Listing on the bourses within 2 years was one of the major conditions when RINL was awarded the ‘Navratna’ status on November 16, 2010. Though the company has less than a month to meet the criteria, there is no sign of company’s IPO hitting capital markets in the immediate future.
When asked whether RINL could lose the Navratna status due to IPO deferment, company Chairman A P Choudhary said, “It has to be decided by the government. Department of Disinvestment will decide the dates of IPO.”
The RINL IPO was indefinitely deferred on October 9 due to differences between the Steel Ministry and merchant bankers on its price band. The issue, which was deferred for the third time since July, was supposed to hit the markets on October 16.
Incidentally, the RINL issue, in which government will be offloading its 10 per cent stake, was supposed to begin this year’s disinvestment process.
In case of RINL losing the Navratna status, company’s financial autonomy will also get impacted as the coveted tag empowers the Board of a central PSU to take investment decisions up to Rs 1,000 crore in a joint venture project or wholly—owned subsidiary.
“We hope that the government will take a lenient view on RINL. The IPO has been put off for some time only and that was not in our hands.
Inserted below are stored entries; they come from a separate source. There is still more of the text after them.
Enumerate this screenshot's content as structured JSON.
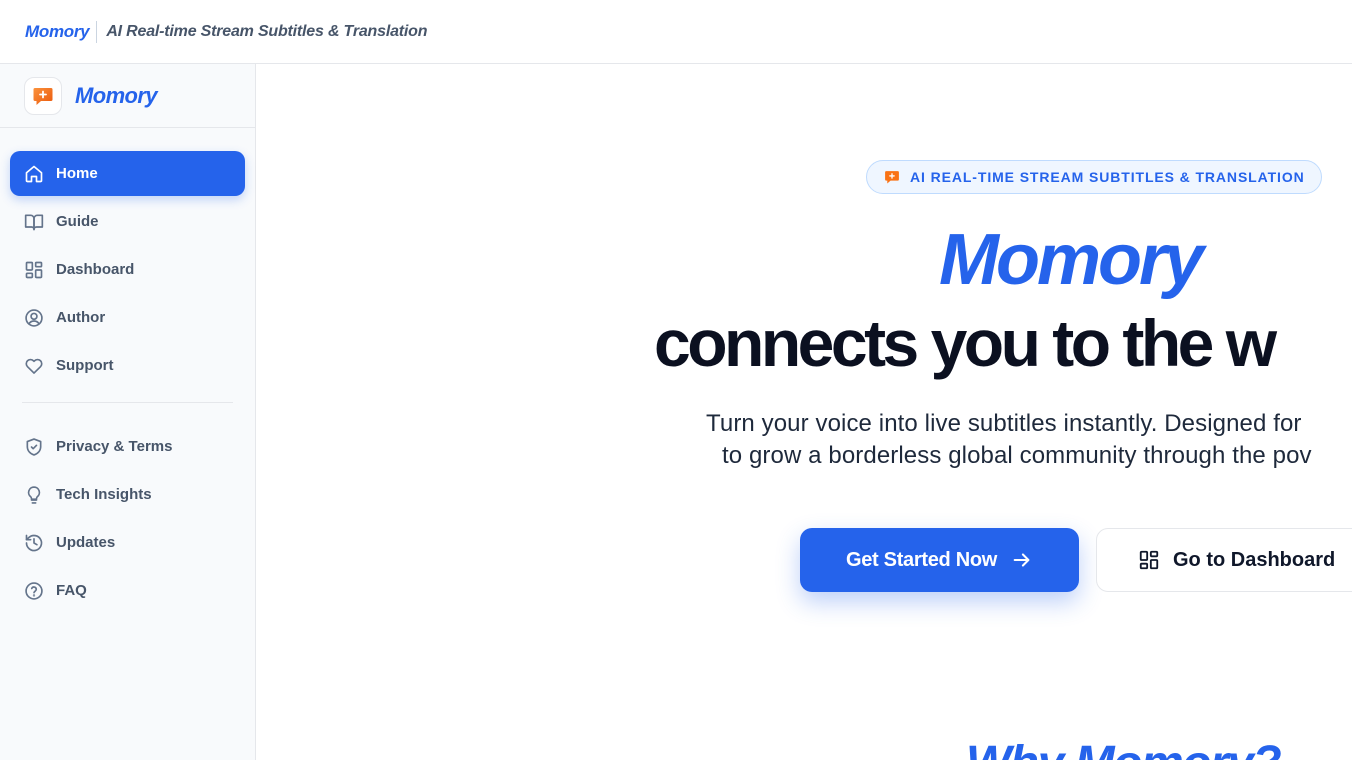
{
  "topbar": {
    "brand": "Momory",
    "tagline": "AI Real-time Stream Subtitles & Translation"
  },
  "sidebar": {
    "brand": "Momory",
    "primary_items": [
      {
        "label": "Home",
        "icon": "home-icon",
        "active": true
      },
      {
        "label": "Guide",
        "icon": "book-icon"
      },
      {
        "label": "Dashboard",
        "icon": "dashboard-icon"
      },
      {
        "label": "Author",
        "icon": "user-circle-icon"
      },
      {
        "label": "Support",
        "icon": "heart-icon"
      }
    ],
    "secondary_items": [
      {
        "label": "Privacy & Terms",
        "icon": "shield-check-icon"
      },
      {
        "label": "Tech Insights",
        "icon": "lightbulb-icon"
      },
      {
        "label": "Updates",
        "icon": "history-icon"
      },
      {
        "label": "FAQ",
        "icon": "help-circle-icon"
      }
    ]
  },
  "hero": {
    "badge": "AI REAL-TIME STREAM SUBTITLES & TRANSLATION",
    "brand": "Momory",
    "headline": "connects you to the w",
    "subtitle_line1": "Turn your voice into live subtitles instantly. Designed for",
    "subtitle_line2": "to grow a borderless global community through the pov",
    "primary_cta": "Get Started Now",
    "secondary_cta": "Go to Dashboard"
  },
  "section": {
    "why_title": "Why Momory?"
  },
  "colors": {
    "accent": "#2563eb",
    "logo_orange": "#f97316",
    "text_dark": "#0b1020",
    "sidebar_bg": "#f8fafc"
  }
}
We have done all the groundwork, DRHP (draft red herring prospectus) has been filed and only dates and price band have to be decided,” a senior company official said.
Currently, RINL has a steel making capacity of 3 million tonnes per annum (mtpa) and is the second largest state-owned steel maker in the country after SAIL. The company, which had clocked its best-ever annual turnover in 2011-12 at Rs 14,457 crore, is in final stages of increasing its capacity to 6.3 mtpa.
Besides, it has been planning to set up a new 4 mtpa unit, meant to produce flat products, at an investment of about Rs 22,000 crore in the coming years.
The Navratna status, a prestigious tag among central PSUs, is given to those firms who score a composite score of 60 or above out of 100 based on its performance during the last three years on six identified parameters.
The parameters include net profit to net worth, earnings per share, manpower cost to cost of production or services and gross profit out of turnover.